Salah Abdeslam, a 32-year-old Frenchman of Moroccan origin, was captured alive by police four months after the bloodbath at the Bataclan concert hall and other locations.
His sentence, the toughest possible, was read out by the head of a five-judge panel overseeing the trial of 20 men accused of involvement in the assault on the capital.
"The sentences are quite heavy," one tearful survivor, Sophie, told AFP as she left the court in central Paris. "I feel a lot of relief. Ten months of hearings – it has helped us to rebuild."
The trial was the biggest in modern French history, the culmination of a six-year international investigation whose findings run to more than a million pages.
The other 19 suspects, accused of either plotting or offering logistical support, were also found guilty, with their sentences ranging from two years to life in prison.
People pay tribute to the victims of the terror attacks as they gather at a makeshift memorial outside Le Carillon cafe in Paris, France, November 16, 2015. /AFP
People pay tribute to the victims of the terror attacks as they gather at a makeshift memorial outside Le Carillon cafe in Paris, France, November 16, 2015. /AFP
All the attackers except for Abdeslam blew themselves up or were killed by police during or after the assault.

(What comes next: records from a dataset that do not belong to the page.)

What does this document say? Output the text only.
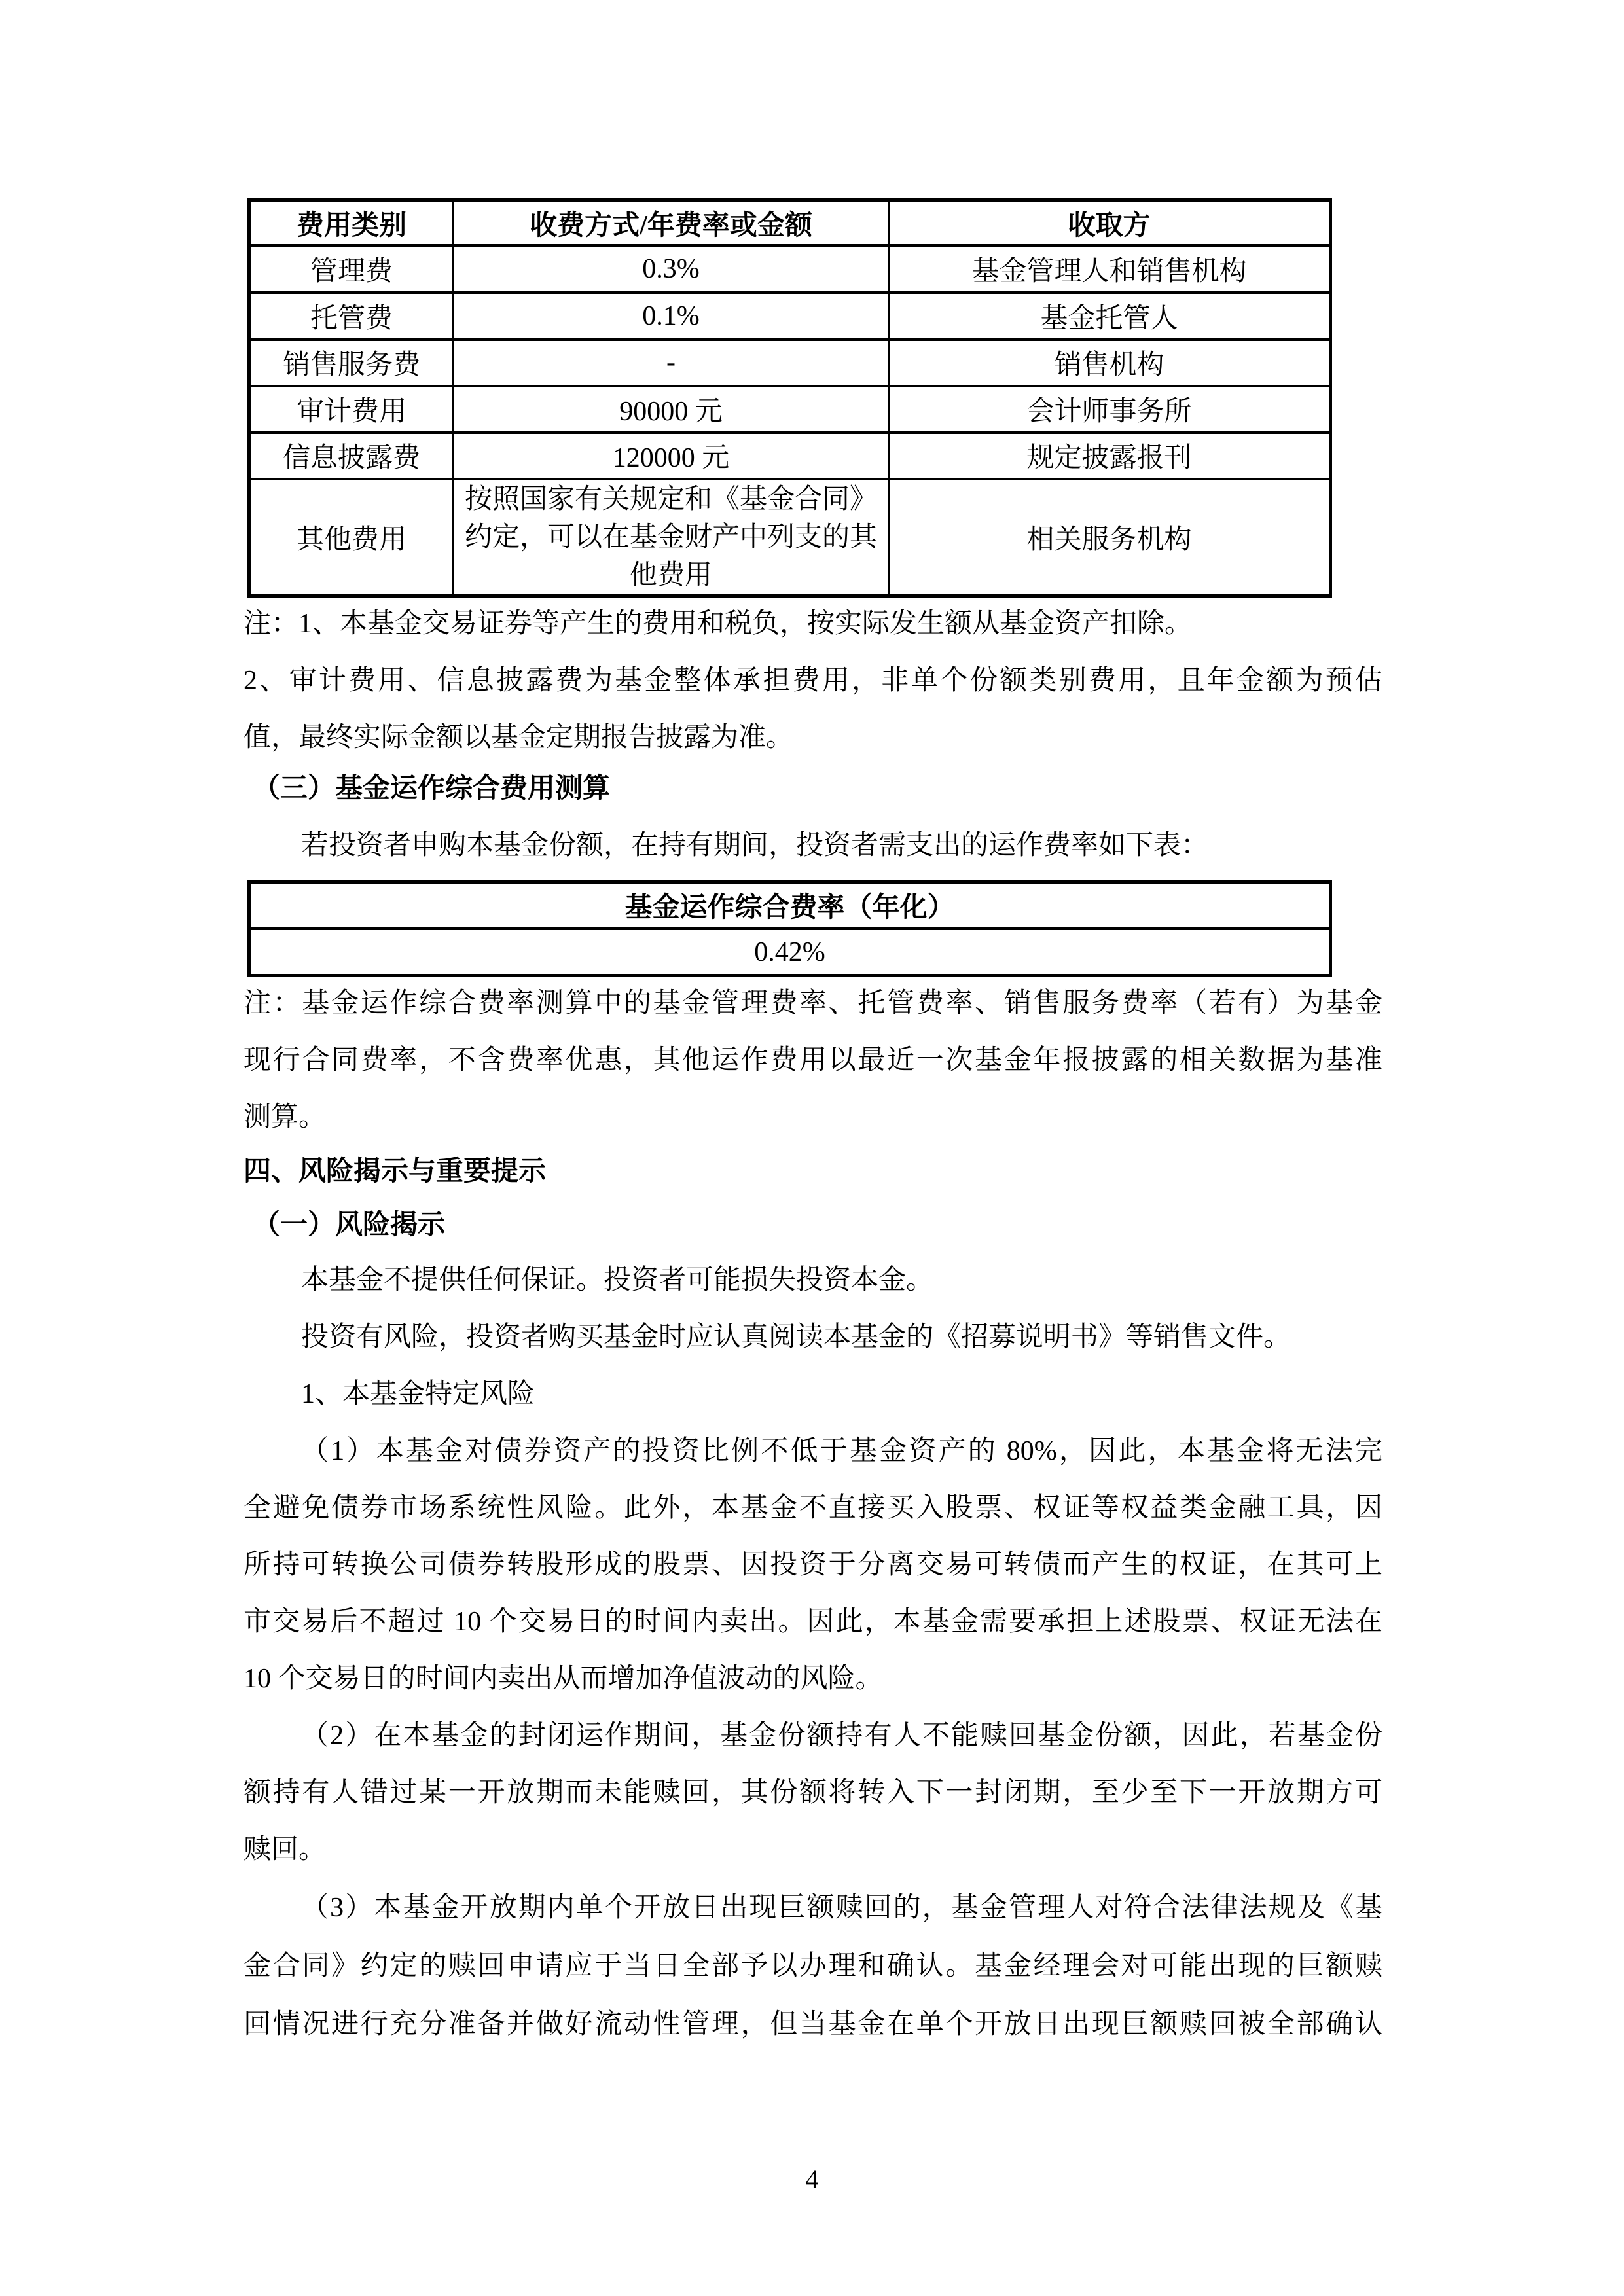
费用类别	收费方式/年费率或金额	收取方
管理费	0.3%	基金管理人和销售机构
托管费	0.1%	基金托管人
销售服务费	-	销售机构
审计费用	90000 元	会计师事务所
信息披露费	120000 元	规定披露报刊
其他费用	按照国家有关规定和《基金合同》约定，可以在基金财产中列支的其他费用	相关服务机构
注：1、本基金交易证券等产生的费用和税负，按实际发生额从基金资产扣除。
2、审计费用、信息披露费为基金整体承担费用，非单个份额类别费用，且年金额为预估
值，最终实际金额以基金定期报告披露为准。
（三）基金运作综合费用测算
若投资者申购本基金份额，在持有期间，投资者需支出的运作费率如下表：
基金运作综合费率（年化）
0.42%
注：基金运作综合费率测算中的基金管理费率、托管费率、销售服务费率（若有）为基金
现行合同费率，不含费率优惠，其他运作费用以最近一次基金年报披露的相关数据为基准
测算。
四、风险揭示与重要提示
（一）风险揭示
本基金不提供任何保证。投资者可能损失投资本金。
投资有风险，投资者购买基金时应认真阅读本基金的《招募说明书》等销售文件。
1、本基金特定风险
（1）本基金对债券资产的投资比例不低于基金资产的 80%，因此，本基金将无法完
全避免债券市场系统性风险。此外，本基金不直接买入股票、权证等权益类金融工具，因
所持可转换公司债券转股形成的股票、因投资于分离交易可转债而产生的权证，在其可上
市交易后不超过 10 个交易日的时间内卖出。因此，本基金需要承担上述股票、权证无法在
10 个交易日的时间内卖出从而增加净值波动的风险。
（2）在本基金的封闭运作期间，基金份额持有人不能赎回基金份额，因此，若基金份
额持有人错过某一开放期而未能赎回，其份额将转入下一封闭期，至少至下一开放期方可
赎回。
（3）本基金开放期内单个开放日出现巨额赎回的，基金管理人对符合法律法规及《基
金合同》约定的赎回申请应于当日全部予以办理和确认。基金经理会对可能出现的巨额赎
回情况进行充分准备并做好流动性管理，但当基金在单个开放日出现巨额赎回被全部确认
4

"My first reaction is that we have the feeling of turning a page after the verdicts," Gerard Chemla, a lawyer representing victims at the trial, told reporters.
Abdeslam had begun his appearances last September by defiantly declaring himself as an "Islamic State fighter" but finished tearfully apologizing to victims and asking for leniency.
His lawyers had also argued against the whole-life sentence, which prosecutors had demanded.
It offers only a small chance of parole after 30 years and has been pronounced only four times previously since being created in 1994.
A team of 10 militants laid siege to the French capital, attacking the national sports stadium, bars, and the Bataclan in an assault immediately claimed from Syria by the Islamic State group.
The attacks shocked France, with the choice of targets and the manner of the violence seemingly designed to inflict maximum fear, just 10 months after a separate assault on the Charlie Hebdo magazine.